After working with national champions at Penn, it would take time for Shipman to build a Brandeis program to the level of success that he was hoping to achieve. “It wasn’t easy at first,” Shipman remembered. “Recruiting was difficult. It was kind of like at UNC, where I had to do a lot of training on campus, but I enjoyed it. It was always fun to work with Brandeis students.”

It was unlikely that Brandeis would reach the levels of success of the Ivy League schools during Shipman’s tenure, given the history and resources that those schools had behind their fencing programs, but Shipman realized there was no reason the Judges couldn’t be at the top of the next tier of schools - smaller schools like MIT and Vassar, and even a place like North Carolina, who didn’t carry the tradition of the powerhouse programs. “MIT was quite good back around the time I arrived,” Shipman said. “We could point to them and say we could reach that level of success.”

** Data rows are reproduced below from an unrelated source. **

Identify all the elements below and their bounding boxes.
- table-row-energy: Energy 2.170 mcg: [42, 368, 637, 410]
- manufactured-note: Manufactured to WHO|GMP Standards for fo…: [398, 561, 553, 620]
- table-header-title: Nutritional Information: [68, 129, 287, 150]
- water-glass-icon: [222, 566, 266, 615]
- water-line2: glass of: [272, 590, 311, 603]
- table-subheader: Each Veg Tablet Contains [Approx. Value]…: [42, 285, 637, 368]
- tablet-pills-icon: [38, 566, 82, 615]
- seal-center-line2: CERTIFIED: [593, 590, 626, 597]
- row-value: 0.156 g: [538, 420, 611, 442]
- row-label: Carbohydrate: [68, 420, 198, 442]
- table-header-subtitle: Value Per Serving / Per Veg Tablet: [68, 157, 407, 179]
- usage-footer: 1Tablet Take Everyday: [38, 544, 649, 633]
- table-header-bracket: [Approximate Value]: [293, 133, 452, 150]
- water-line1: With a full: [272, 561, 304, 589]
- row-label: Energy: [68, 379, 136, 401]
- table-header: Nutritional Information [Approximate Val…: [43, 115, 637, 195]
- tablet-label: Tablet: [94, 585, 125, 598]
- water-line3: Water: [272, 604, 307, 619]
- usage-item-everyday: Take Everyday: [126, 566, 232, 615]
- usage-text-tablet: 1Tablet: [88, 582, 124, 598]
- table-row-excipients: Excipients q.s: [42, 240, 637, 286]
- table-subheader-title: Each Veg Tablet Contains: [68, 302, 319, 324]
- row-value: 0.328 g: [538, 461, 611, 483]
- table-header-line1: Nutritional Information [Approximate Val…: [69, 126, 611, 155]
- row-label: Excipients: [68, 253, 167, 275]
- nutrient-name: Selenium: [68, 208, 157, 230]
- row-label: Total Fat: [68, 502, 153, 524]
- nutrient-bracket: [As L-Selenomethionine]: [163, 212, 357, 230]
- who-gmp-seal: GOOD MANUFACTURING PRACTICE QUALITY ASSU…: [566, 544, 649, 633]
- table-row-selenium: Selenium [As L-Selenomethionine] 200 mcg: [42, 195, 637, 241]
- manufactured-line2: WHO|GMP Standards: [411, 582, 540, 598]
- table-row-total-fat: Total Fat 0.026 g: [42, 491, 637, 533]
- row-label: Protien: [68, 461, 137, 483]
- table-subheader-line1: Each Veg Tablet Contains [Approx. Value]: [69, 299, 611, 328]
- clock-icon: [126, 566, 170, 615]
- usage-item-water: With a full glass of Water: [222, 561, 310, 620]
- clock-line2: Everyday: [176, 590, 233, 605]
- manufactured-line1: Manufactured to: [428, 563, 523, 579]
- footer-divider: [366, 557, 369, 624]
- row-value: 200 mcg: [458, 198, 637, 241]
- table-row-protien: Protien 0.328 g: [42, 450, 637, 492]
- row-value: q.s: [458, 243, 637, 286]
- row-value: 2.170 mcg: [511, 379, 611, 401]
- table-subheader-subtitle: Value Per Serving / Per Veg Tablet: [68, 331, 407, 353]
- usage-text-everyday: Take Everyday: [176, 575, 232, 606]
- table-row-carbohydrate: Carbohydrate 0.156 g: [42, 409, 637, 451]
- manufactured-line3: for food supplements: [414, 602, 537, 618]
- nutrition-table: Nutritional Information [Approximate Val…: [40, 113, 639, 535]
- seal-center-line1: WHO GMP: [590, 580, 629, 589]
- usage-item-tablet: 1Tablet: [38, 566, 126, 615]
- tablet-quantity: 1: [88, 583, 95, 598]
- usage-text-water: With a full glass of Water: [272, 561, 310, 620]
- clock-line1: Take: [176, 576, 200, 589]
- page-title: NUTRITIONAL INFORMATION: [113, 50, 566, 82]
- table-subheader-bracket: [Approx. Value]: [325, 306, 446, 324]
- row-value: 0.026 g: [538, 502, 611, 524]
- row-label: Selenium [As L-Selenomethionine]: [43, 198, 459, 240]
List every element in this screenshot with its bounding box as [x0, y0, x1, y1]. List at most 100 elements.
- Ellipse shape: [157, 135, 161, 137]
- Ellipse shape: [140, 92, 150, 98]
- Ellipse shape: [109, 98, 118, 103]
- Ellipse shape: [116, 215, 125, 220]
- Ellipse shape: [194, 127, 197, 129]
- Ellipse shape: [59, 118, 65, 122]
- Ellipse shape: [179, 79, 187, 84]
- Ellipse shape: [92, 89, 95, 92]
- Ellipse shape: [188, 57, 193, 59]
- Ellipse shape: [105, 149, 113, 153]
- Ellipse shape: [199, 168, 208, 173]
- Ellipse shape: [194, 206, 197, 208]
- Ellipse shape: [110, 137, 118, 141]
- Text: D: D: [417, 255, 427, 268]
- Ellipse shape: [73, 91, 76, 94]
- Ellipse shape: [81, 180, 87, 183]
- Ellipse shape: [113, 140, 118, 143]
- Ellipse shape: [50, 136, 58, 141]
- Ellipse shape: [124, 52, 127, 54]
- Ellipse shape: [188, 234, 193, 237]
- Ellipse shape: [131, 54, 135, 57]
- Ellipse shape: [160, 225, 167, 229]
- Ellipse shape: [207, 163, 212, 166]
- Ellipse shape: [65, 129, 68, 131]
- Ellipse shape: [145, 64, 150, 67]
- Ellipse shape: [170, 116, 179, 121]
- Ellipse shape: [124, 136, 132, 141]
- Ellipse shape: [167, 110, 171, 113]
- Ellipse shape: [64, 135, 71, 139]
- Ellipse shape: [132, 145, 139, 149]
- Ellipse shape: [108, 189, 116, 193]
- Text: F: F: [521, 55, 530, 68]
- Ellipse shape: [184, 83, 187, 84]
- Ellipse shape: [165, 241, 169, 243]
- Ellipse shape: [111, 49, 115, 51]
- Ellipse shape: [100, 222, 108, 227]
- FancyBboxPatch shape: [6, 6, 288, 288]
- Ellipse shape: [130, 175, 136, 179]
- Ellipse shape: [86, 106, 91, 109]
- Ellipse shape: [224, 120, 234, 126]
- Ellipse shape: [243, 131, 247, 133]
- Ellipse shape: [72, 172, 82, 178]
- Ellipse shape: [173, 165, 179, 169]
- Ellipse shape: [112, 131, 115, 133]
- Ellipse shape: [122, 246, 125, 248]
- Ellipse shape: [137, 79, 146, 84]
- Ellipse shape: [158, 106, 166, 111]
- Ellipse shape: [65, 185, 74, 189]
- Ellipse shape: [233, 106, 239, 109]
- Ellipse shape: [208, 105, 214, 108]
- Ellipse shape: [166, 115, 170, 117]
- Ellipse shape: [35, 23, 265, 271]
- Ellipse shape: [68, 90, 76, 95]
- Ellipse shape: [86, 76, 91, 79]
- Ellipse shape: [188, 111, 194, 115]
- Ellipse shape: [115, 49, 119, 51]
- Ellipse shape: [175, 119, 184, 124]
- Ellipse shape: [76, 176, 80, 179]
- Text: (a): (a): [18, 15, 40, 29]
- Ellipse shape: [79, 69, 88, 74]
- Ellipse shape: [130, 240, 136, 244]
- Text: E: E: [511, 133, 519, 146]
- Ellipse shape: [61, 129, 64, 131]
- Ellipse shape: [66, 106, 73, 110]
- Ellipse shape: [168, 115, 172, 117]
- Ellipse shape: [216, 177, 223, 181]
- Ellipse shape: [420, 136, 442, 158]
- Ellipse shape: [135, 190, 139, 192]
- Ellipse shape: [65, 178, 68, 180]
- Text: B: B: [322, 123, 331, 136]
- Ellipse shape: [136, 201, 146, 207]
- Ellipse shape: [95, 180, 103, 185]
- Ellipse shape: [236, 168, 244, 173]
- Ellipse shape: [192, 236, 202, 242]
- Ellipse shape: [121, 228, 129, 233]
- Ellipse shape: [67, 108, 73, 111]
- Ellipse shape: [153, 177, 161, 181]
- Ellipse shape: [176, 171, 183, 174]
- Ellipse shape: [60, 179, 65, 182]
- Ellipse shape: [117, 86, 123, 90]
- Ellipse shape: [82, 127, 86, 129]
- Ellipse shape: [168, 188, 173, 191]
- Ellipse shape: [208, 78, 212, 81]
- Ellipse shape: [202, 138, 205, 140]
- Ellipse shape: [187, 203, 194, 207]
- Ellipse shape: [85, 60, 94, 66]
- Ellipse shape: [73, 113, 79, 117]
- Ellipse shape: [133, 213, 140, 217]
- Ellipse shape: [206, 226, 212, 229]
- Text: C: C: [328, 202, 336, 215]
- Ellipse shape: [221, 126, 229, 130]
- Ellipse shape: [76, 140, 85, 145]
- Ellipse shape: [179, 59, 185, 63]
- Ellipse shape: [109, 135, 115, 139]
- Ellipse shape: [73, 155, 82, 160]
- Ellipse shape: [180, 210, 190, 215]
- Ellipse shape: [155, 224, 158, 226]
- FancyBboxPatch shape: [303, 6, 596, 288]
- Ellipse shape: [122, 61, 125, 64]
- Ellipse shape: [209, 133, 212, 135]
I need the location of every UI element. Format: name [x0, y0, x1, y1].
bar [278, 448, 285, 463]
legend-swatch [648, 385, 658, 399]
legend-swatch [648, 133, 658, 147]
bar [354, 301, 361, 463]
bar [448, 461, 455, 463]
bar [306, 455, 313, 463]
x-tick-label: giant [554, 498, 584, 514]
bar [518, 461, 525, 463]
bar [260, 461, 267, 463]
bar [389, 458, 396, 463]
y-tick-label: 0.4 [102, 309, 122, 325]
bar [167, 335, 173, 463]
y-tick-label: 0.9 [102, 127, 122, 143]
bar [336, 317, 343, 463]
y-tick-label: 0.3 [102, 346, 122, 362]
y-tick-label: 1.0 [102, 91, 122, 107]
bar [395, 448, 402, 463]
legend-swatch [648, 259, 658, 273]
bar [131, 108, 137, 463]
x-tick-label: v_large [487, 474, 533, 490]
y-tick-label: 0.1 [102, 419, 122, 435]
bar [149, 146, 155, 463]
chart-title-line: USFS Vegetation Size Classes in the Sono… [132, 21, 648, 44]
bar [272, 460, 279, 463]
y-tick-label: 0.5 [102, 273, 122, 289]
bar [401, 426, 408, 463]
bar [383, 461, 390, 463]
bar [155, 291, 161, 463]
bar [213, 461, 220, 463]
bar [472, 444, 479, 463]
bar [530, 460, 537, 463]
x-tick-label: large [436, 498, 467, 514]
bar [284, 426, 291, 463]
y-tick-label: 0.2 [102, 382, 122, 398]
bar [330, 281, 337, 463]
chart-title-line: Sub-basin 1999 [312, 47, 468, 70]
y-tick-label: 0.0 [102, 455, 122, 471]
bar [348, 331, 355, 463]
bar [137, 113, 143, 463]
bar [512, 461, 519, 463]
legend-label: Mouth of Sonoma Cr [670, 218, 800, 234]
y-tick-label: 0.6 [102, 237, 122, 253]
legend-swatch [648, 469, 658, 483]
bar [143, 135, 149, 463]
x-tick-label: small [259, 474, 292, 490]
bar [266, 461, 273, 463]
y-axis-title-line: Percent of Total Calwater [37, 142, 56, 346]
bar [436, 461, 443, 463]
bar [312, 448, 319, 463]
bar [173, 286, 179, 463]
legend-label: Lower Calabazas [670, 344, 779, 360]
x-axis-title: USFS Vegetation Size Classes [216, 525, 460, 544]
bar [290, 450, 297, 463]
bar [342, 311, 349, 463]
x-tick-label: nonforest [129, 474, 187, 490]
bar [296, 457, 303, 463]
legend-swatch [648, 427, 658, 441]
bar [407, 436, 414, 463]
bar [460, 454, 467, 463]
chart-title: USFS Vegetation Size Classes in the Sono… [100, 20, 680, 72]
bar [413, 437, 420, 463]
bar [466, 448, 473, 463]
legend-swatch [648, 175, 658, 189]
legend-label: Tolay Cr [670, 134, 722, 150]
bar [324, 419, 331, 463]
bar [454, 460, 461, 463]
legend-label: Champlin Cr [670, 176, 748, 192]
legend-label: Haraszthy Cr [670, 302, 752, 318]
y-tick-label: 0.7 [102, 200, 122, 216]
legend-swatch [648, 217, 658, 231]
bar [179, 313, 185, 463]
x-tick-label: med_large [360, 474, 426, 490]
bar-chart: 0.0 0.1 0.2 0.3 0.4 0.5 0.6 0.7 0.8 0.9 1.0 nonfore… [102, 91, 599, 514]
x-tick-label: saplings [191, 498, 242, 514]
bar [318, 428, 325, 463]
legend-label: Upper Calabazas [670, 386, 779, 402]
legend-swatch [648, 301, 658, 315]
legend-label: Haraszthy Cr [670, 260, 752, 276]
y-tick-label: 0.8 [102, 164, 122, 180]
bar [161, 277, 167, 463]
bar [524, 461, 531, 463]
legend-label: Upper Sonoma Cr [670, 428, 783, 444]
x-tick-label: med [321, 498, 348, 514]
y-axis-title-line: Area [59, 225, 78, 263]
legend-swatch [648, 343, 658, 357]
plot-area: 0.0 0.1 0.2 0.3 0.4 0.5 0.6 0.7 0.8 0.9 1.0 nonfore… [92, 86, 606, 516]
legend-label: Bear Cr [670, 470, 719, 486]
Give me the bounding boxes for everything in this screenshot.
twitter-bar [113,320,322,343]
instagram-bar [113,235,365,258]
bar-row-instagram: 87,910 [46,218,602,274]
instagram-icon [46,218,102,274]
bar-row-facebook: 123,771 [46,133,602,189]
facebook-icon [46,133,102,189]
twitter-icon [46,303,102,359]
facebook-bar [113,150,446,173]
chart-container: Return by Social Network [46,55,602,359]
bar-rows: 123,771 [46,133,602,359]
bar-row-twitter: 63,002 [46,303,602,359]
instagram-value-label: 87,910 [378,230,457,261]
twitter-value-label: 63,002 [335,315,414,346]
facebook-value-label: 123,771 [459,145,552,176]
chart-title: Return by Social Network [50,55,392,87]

He points to a couple of milestone achievements that he felt demonstrated that the program had arrived. “The women won their first University Athletic Association title in 1988,” he noted. “That gave the team a real boost of confidence, I think. They really kept improving from that point on.” 

The men followed with a UAA crown in 1989. Coupled with a 14-13 win over Penn, it showed that the Judges were able to compete with any team on any level. The Judges started competing with MIT and Brown for New England Conference championships. There were years when Brandeis and NYU were the only Division III schools to send fencers to nationals. That opened up the recruiting pipelines to be able to recruit eventual All-Americans and Hall of Famers like Terrence Garguilo ‘89, Mike Mayer ‘94 and Tim Morehouse ‘00. 

The addition of the Gosman Athletic Center was a boon to the program’s success as well. “Having a dedicated fencing room was helpful,” Shipman said. It also allowed Brandeis to host the NCAA Championships, which it did for the first time in 1994 - when he was named the United State Fencing Coaches Association National Coach of the Year. Brandeis has hosted three times since, in 1999, 2004 and 2016.

“I was very grateful to be able to host those championships,” Shipman recalled. “I was thankful that the administration allowed us to do that. It gave us a lot of visibility in the fencing world. People who might not have heard of Brandeis got a chance to come to campus and see how well we did as hosts, and I’m sure it has helped our reputation, to put us in their minds as a fencing school where they might not have otherwise.” 

Over the past few decades, fencing has become more popular in the United States, and Shipman was able to capitalize on increased support from the Brandeis administration to recruit from all over the country. “We really got tremendous support over the last few years that I was there,” Shipman said. “From recruiting, to athletic training, to the ability to host tournaments, I really felt like we were given the opportunity to be successful. Brandeis likes fencing - they embrace the tradition - they always treated me well.”